Coordinación de proyectos internacionales: 5 errores que desgastan la confianza

Coordinating international projects: 5 mistakes that erode trust

Pensemos en alguien que lleva meses trabajando en un proyecto internacional. Conoce los nombres detrás de los correos, ha aprendido a entenderse con personas de otras organizaciones y ha hecho sitio en su agenda cuando las cosas se han complicado. El informe final llega y, al leerlo, encuentra una frase que le sorprende: su organización se compromete a dar continuidad al programa. Nadie se lo había consultado.

Ahora tendrá que preguntar de dónde ha salido ese compromiso. Quizá le preocupe parecer poco colaborativo, justo cuando los demás están satisfechos con el trabajo. Quizá piense en la conversación que le espera con su equipo, al que tampoco ha podido preguntar si dispone de tiempo y recursos para continuar.

Desde la coordinación, puede haber una explicación bastante corriente: las prisas del cierre, una frase demasiado optimista, una revisión que se dio por hecha. Las personas implicadas pueden haber trabajado con buena voluntad. Aun así, alguien tendrá que responder por un compromiso que no había aceptado.

La coordinación de proyectos internacionales también se juega en esos momentos. Podemos cumplir el calendario y entregar los documentos mientras la relación entre socios se vuelve más difícil. Además de comprobar qué tareas se han terminado, necesitamos saber cómo se han sentido tratadas las personas que las hicieron posibles.

La confianza entre socios también depende de sentirse tenido en cuenta

Confiar en alguien facilita cosas muy concretas: preguntar cuando no entendemos, reconocer que necesitamos ayuda o plantear una objeción sin preparar antes una defensa.
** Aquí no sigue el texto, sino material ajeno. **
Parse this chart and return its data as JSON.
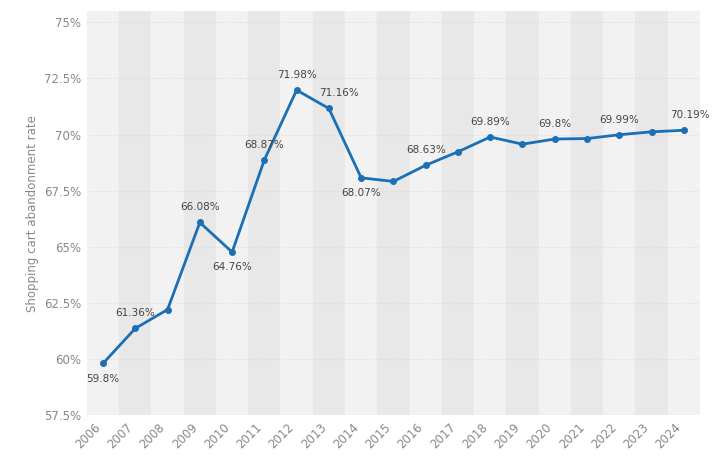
{
  "years": [
    2006,
    2007,
    2008,
    2009,
    2010,
    2011,
    2012,
    2013,
    2014,
    2015,
    2016,
    2017,
    2018,
    2019,
    2020,
    2021,
    2022,
    2023,
    2024
  ],
  "values": [
    59.8,
    61.36,
    62.2,
    66.08,
    64.76,
    68.87,
    71.98,
    71.16,
    68.07,
    67.91,
    68.63,
    69.23,
    69.89,
    69.57,
    69.8,
    69.82,
    69.99,
    70.12,
    70.19
  ],
  "labels": [
    "59.8%",
    "61.36%",
    "",
    "66.08%",
    "64.76%",
    "68.87%",
    "71.98%",
    "71.16%",
    "68.07%",
    "",
    "68.63%",
    "",
    "69.89%",
    "",
    "69.8%",
    "",
    "69.99%",
    "",
    "70.19%"
  ],
  "label_offsets_x": [
    0,
    0,
    0,
    0,
    0,
    0,
    0,
    0.3,
    0,
    0,
    0,
    0,
    0,
    0,
    0,
    0,
    0,
    0,
    0.2
  ],
  "label_offsets_y": [
    -0.9,
    0.45,
    0,
    0.45,
    -0.9,
    0.45,
    0.45,
    0.45,
    -0.9,
    0,
    0.45,
    0,
    0.45,
    0,
    0.45,
    0,
    0.45,
    0,
    0.45
  ],
  "line_color": "#1a6fb5",
  "line_width": 2.0,
  "marker_size": 4,
  "ylabel": "Shopping cart abandonment rate",
  "ylim": [
    57.5,
    75.5
  ],
  "yticks": [
    57.5,
    60.0,
    62.5,
    65.0,
    67.5,
    70.0,
    72.5,
    75.0
  ],
  "ytick_labels": [
    "57.5%",
    "60%",
    "62.5%",
    "65%",
    "67.5%",
    "70%",
    "72.5%",
    "75%"
  ],
  "background_color": "#ffffff",
  "col_band_colors": [
    "#f2f2f2",
    "#e8e8e8"
  ],
  "grid_color": "#d9d9d9",
  "label_fontsize": 7.5,
  "axis_fontsize": 8.5,
  "ylabel_fontsize": 8.5,
  "tick_color": "#888888"
}
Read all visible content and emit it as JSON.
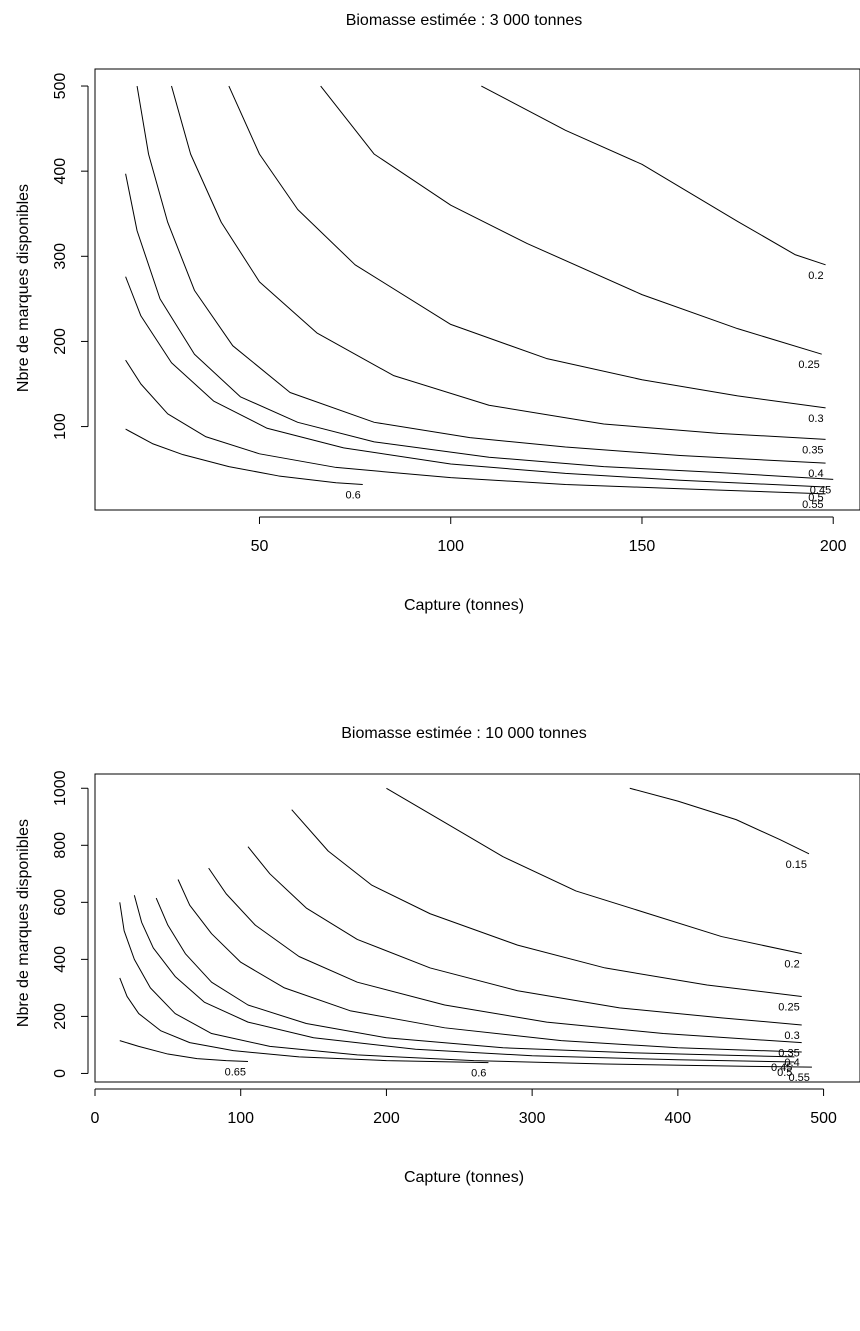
{
  "chart_data": [
    {
      "type": "contour",
      "title": "Biomasse estimée : 3 000 tonnes",
      "xlabel": "Capture (tonnes)",
      "ylabel": "Nbre de marques disponibles",
      "xlim": [
        7,
        207
      ],
      "ylim": [
        2,
        520
      ],
      "x_ticks": [
        50,
        100,
        150,
        200
      ],
      "y_ticks": [
        100,
        200,
        300,
        400,
        500
      ],
      "grid": false,
      "levels": [
        {
          "label": "0.2",
          "points": [
            [
              108,
              500
            ],
            [
              130,
              448
            ],
            [
              150,
              408
            ],
            [
              175,
              341
            ],
            [
              190,
              302
            ],
            [
              198,
              290
            ]
          ]
        },
        {
          "label": "0.25",
          "points": [
            [
              66,
              500
            ],
            [
              80,
              420
            ],
            [
              100,
              360
            ],
            [
              120,
              315
            ],
            [
              150,
              255
            ],
            [
              175,
              215
            ],
            [
              197,
              185
            ]
          ]
        },
        {
          "label": "0.3",
          "points": [
            [
              42,
              500
            ],
            [
              50,
              420
            ],
            [
              60,
              355
            ],
            [
              75,
              290
            ],
            [
              100,
              220
            ],
            [
              125,
              180
            ],
            [
              150,
              155
            ],
            [
              175,
              136
            ],
            [
              198,
              122
            ]
          ]
        },
        {
          "label": "0.35",
          "points": [
            [
              27,
              500
            ],
            [
              32,
              420
            ],
            [
              40,
              340
            ],
            [
              50,
              270
            ],
            [
              65,
              210
            ],
            [
              85,
              160
            ],
            [
              110,
              125
            ],
            [
              140,
              103
            ],
            [
              170,
              92
            ],
            [
              198,
              85
            ]
          ]
        },
        {
          "label": "0.4",
          "points": [
            [
              18,
              500
            ],
            [
              21,
              420
            ],
            [
              26,
              340
            ],
            [
              33,
              260
            ],
            [
              43,
              195
            ],
            [
              58,
              140
            ],
            [
              80,
              105
            ],
            [
              105,
              87
            ],
            [
              130,
              76
            ],
            [
              160,
              66
            ],
            [
              198,
              57
            ]
          ]
        },
        {
          "label": "0.45",
          "points": [
            [
              15,
              397
            ],
            [
              18,
              330
            ],
            [
              24,
              250
            ],
            [
              33,
              185
            ],
            [
              45,
              135
            ],
            [
              60,
              105
            ],
            [
              80,
              82
            ],
            [
              110,
              64
            ],
            [
              140,
              53
            ],
            [
              170,
              46
            ],
            [
              200,
              38
            ]
          ]
        },
        {
          "label": "0.5",
          "points": [
            [
              15,
              276
            ],
            [
              19,
              230
            ],
            [
              27,
              175
            ],
            [
              38,
              130
            ],
            [
              52,
              98
            ],
            [
              72,
              75
            ],
            [
              100,
              56
            ],
            [
              130,
              45
            ],
            [
              160,
              37
            ],
            [
              198,
              29
            ]
          ]
        },
        {
          "label": "0.55",
          "points": [
            [
              15,
              178
            ],
            [
              19,
              150
            ],
            [
              26,
              115
            ],
            [
              36,
              88
            ],
            [
              50,
              68
            ],
            [
              70,
              52
            ],
            [
              100,
              40
            ],
            [
              130,
              32
            ],
            [
              160,
              27
            ],
            [
              198,
              21
            ]
          ]
        },
        {
          "label": "0.6",
          "points": [
            [
              15,
              97
            ],
            [
              22,
              80
            ],
            [
              30,
              67
            ],
            [
              42,
              53
            ],
            [
              55,
              42
            ],
            [
              70,
              34
            ],
            [
              77,
              32
            ]
          ]
        }
      ]
    },
    {
      "type": "contour",
      "title": "Biomasse estimée : 10 000 tonnes",
      "xlabel": "Capture (tonnes)",
      "ylabel": "Nbre de marques disponibles",
      "xlim": [
        0,
        525
      ],
      "ylim": [
        -30,
        1050
      ],
      "x_ticks": [
        0,
        100,
        200,
        300,
        400,
        500
      ],
      "y_ticks": [
        0,
        200,
        400,
        600,
        800,
        1000
      ],
      "grid": false,
      "levels": [
        {
          "label": "0.15",
          "points": [
            [
              367,
              1000
            ],
            [
              400,
              955
            ],
            [
              440,
              890
            ],
            [
              470,
              820
            ],
            [
              490,
              770
            ]
          ]
        },
        {
          "label": "0.2",
          "points": [
            [
              200,
              1000
            ],
            [
              240,
              880
            ],
            [
              280,
              760
            ],
            [
              330,
              640
            ],
            [
              380,
              560
            ],
            [
              430,
              480
            ],
            [
              485,
              420
            ]
          ]
        },
        {
          "label": "0.25",
          "points": [
            [
              135,
              925
            ],
            [
              160,
              780
            ],
            [
              190,
              660
            ],
            [
              230,
              560
            ],
            [
              290,
              450
            ],
            [
              350,
              370
            ],
            [
              420,
              310
            ],
            [
              485,
              270
            ]
          ]
        },
        {
          "label": "0.3",
          "points": [
            [
              105,
              795
            ],
            [
              120,
              700
            ],
            [
              145,
              580
            ],
            [
              180,
              470
            ],
            [
              230,
              370
            ],
            [
              290,
              290
            ],
            [
              360,
              230
            ],
            [
              430,
              195
            ],
            [
              485,
              170
            ]
          ]
        },
        {
          "label": "0.35",
          "points": [
            [
              78,
              720
            ],
            [
              90,
              630
            ],
            [
              110,
              520
            ],
            [
              140,
              410
            ],
            [
              180,
              320
            ],
            [
              240,
              240
            ],
            [
              310,
              180
            ],
            [
              390,
              140
            ],
            [
              485,
              108
            ]
          ]
        },
        {
          "label": "0.4",
          "points": [
            [
              57,
              680
            ],
            [
              65,
              590
            ],
            [
              80,
              490
            ],
            [
              100,
              390
            ],
            [
              130,
              300
            ],
            [
              175,
              220
            ],
            [
              240,
              160
            ],
            [
              320,
              115
            ],
            [
              400,
              90
            ],
            [
              485,
              75
            ]
          ]
        },
        {
          "label": "0.45",
          "points": [
            [
              42,
              615
            ],
            [
              50,
              520
            ],
            [
              62,
              420
            ],
            [
              80,
              320
            ],
            [
              105,
              240
            ],
            [
              145,
              175
            ],
            [
              200,
              125
            ],
            [
              280,
              90
            ],
            [
              370,
              72
            ],
            [
              480,
              58
            ]
          ]
        },
        {
          "label": "0.5",
          "points": [
            [
              27,
              625
            ],
            [
              32,
              530
            ],
            [
              40,
              440
            ],
            [
              55,
              340
            ],
            [
              75,
              250
            ],
            [
              105,
              180
            ],
            [
              150,
              125
            ],
            [
              220,
              85
            ],
            [
              300,
              62
            ],
            [
              400,
              48
            ],
            [
              480,
              40
            ]
          ]
        },
        {
          "label": "0.55",
          "points": [
            [
              17,
              600
            ],
            [
              20,
              500
            ],
            [
              27,
              400
            ],
            [
              38,
              300
            ],
            [
              55,
              210
            ],
            [
              80,
              140
            ],
            [
              120,
              95
            ],
            [
              180,
              65
            ],
            [
              260,
              45
            ],
            [
              350,
              33
            ],
            [
              450,
              25
            ],
            [
              492,
              22
            ]
          ]
        },
        {
          "label": "0.6",
          "points": [
            [
              17,
              335
            ],
            [
              22,
              270
            ],
            [
              30,
              210
            ],
            [
              45,
              150
            ],
            [
              65,
              108
            ],
            [
              95,
              80
            ],
            [
              140,
              58
            ],
            [
              200,
              45
            ],
            [
              270,
              38
            ]
          ]
        },
        {
          "label": "0.65",
          "points": [
            [
              17,
              115
            ],
            [
              30,
              95
            ],
            [
              50,
              68
            ],
            [
              70,
              52
            ],
            [
              90,
              45
            ],
            [
              105,
              42
            ]
          ]
        }
      ]
    }
  ]
}
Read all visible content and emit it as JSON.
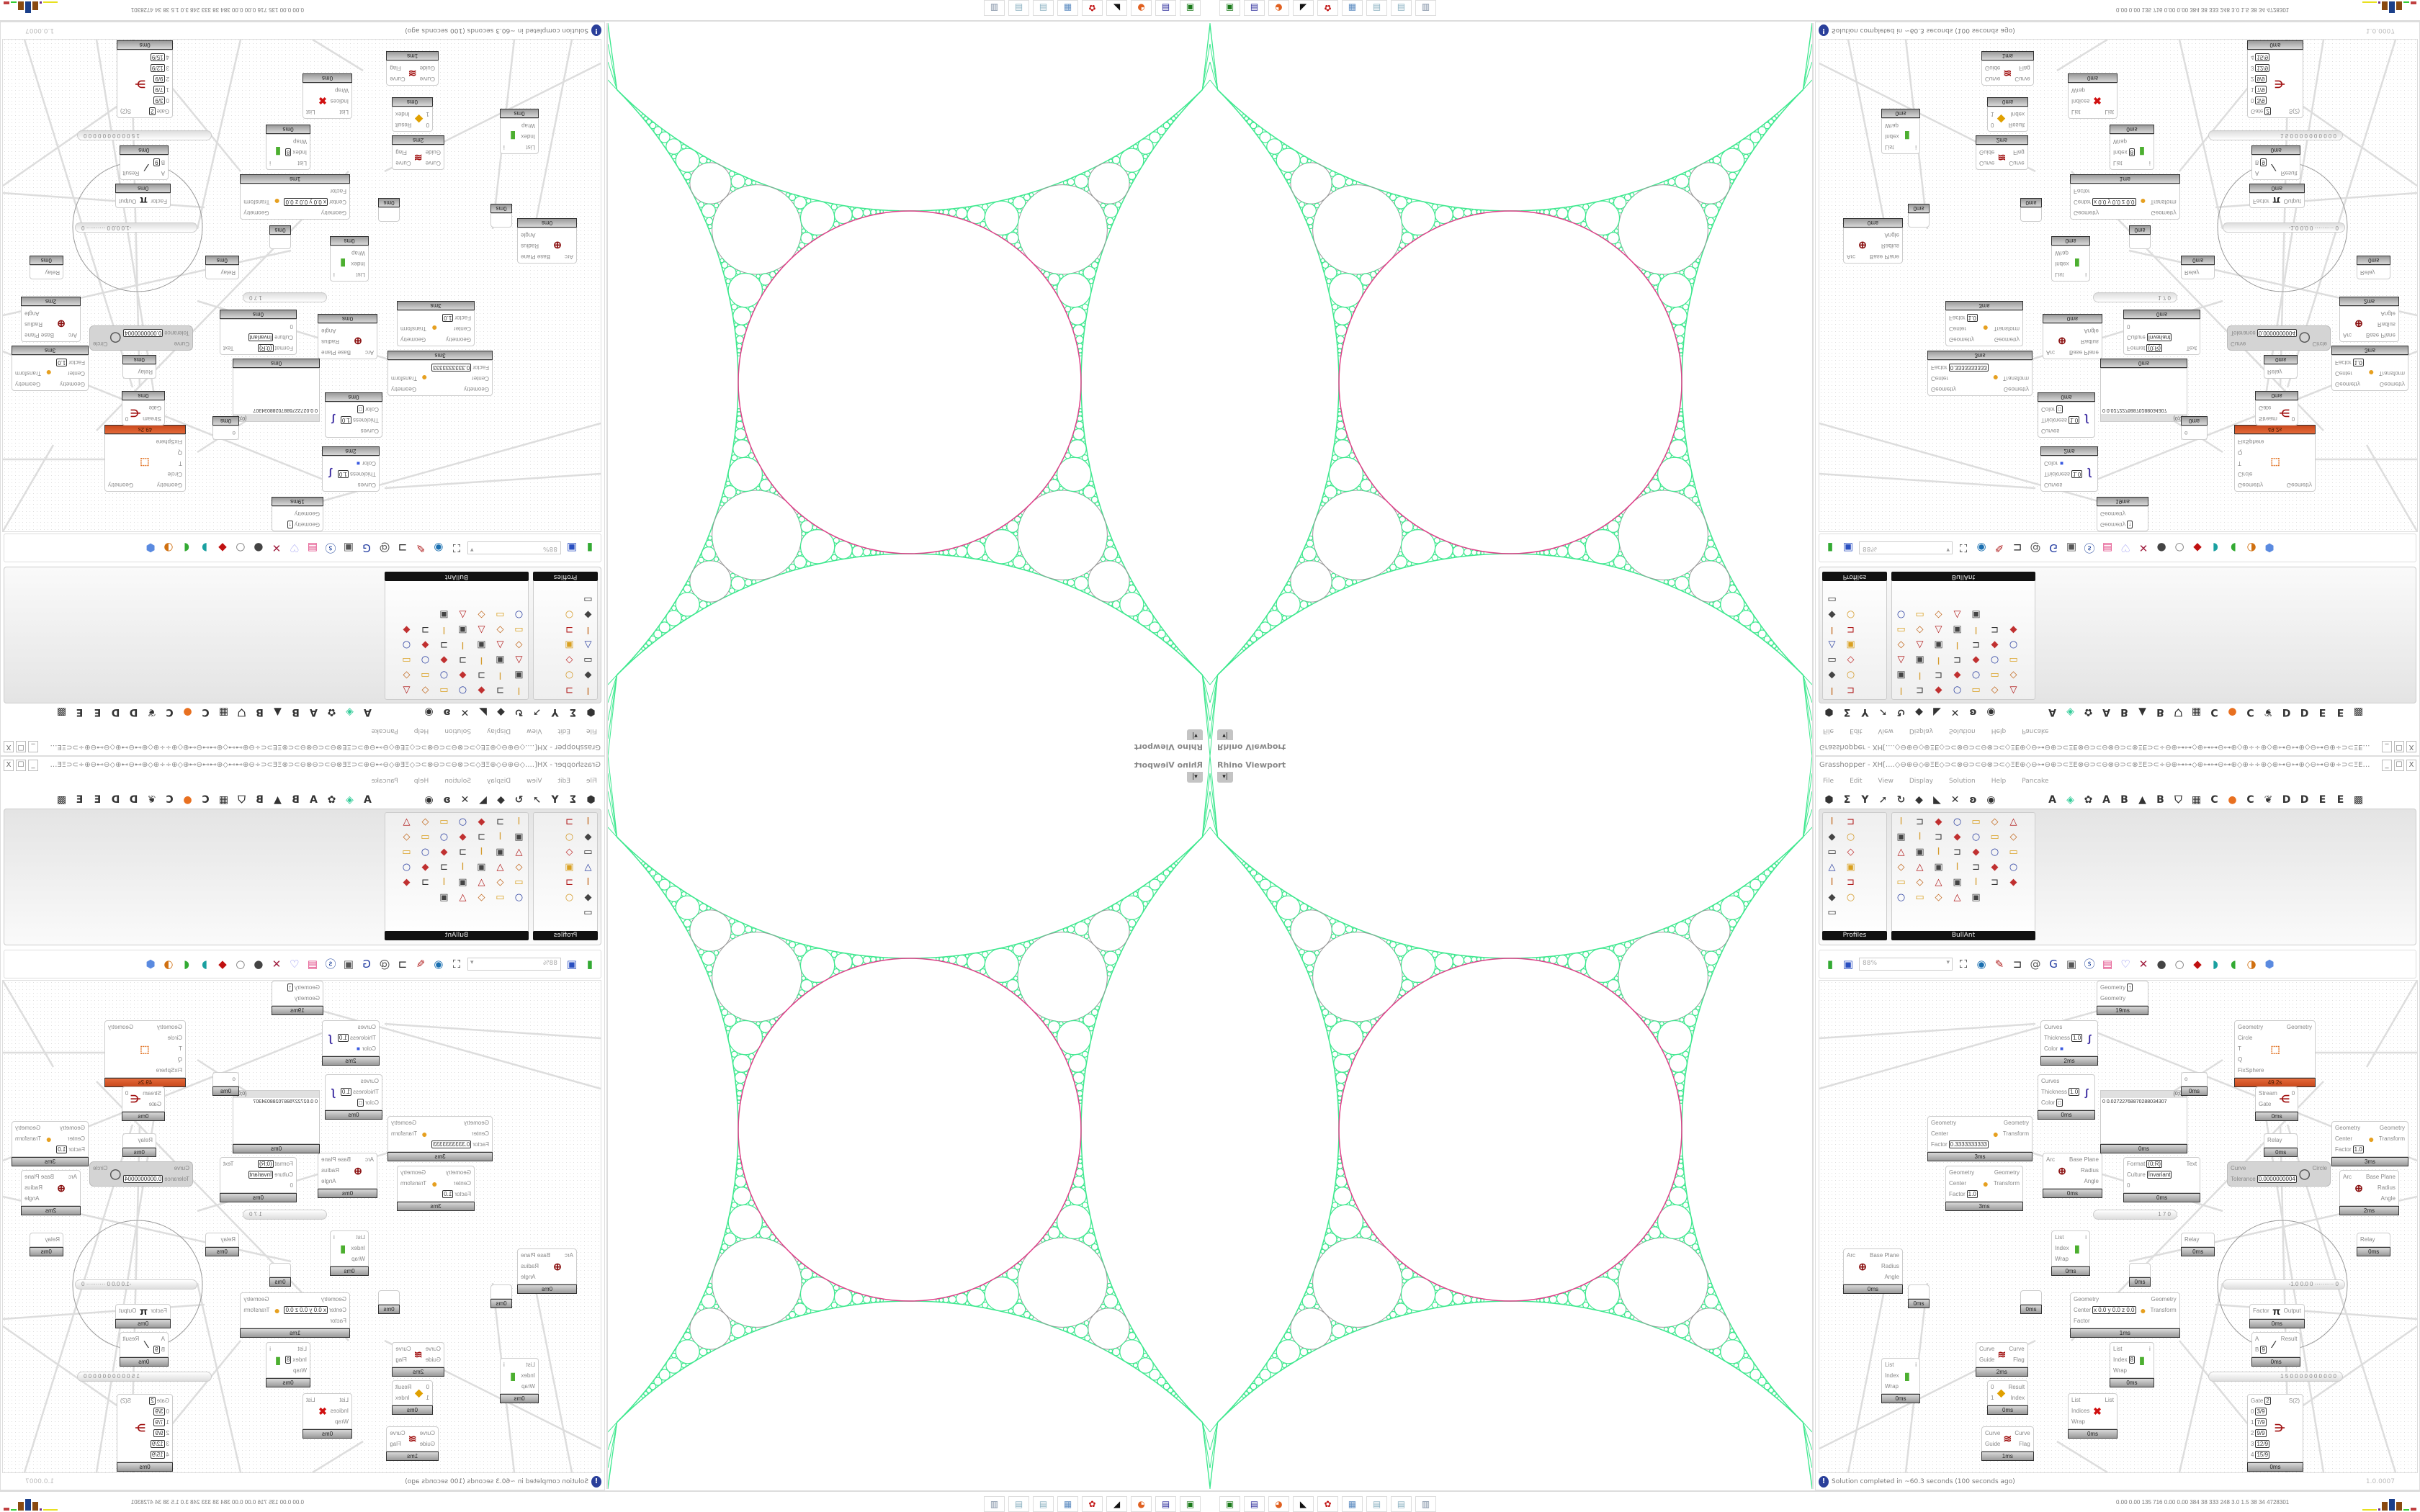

En una alianza profesional, esas posibilidades importan porque cada organización llega con sus propias responsabilidades, recursos y límites.

La guía de alianzas de The Partnering Initiative y UN DESA distingue varias dimensiones de la confianza: competencia, fiabilidad, disposición a actuar en el interés de la alianza y transparencia. Podemos confiar plenamente en la capacidad técnica de un socio y, al mismo tiempo, tener reservas sobre cómo toma decisiones que nos afectan.

También hay evidencia sobre el peso de estas relaciones en la coordinación. Un estudio publicado en 2024, basado en una encuesta a 118 participantes de proyectos de investigación e innovación de Horizon 2020 y Horizon Europe, identifica comunicación, confianza y colaboración como prioridades. El calendario permite seguir las entregas; para saber cómo están trabajando juntos los socios necesitamos escuchar también su experiencia.

Me parece importante detenernos ahí, porque resulta fácil atribuir el malestar de un socio a su manera de ser, sin preguntar qué le preocupa. Tal vez quien ahora pide que todo quede por escrito esté tratando de evitar otra sorpresa. Tal vez esté desbordado o haya recibido nuevas instrucciones de su dirección. Podemos observar el cambio; para comprenderlo, tendremos que hablar con esa persona.

Los cinco errores siguientes muestran situaciones concretas que merece la pena revisar cuando la relación entre socios empieza a resentirse.

1. Informar de una decisión cuando ya es demasiado tarde para participar

Imaginemos que varias organizaciones preparan un encuentro dentro de un proyecto internacional. El equipo de coordinación elige la fecha sin consultarla antes con la organización local, que se encargará de invitar a las asociaciones de la zona y confirmar su asistencia. Cuando le comunica el día elegido, otros socios ya han comprado sus billetes y las invitaciones oficiales están enviadas.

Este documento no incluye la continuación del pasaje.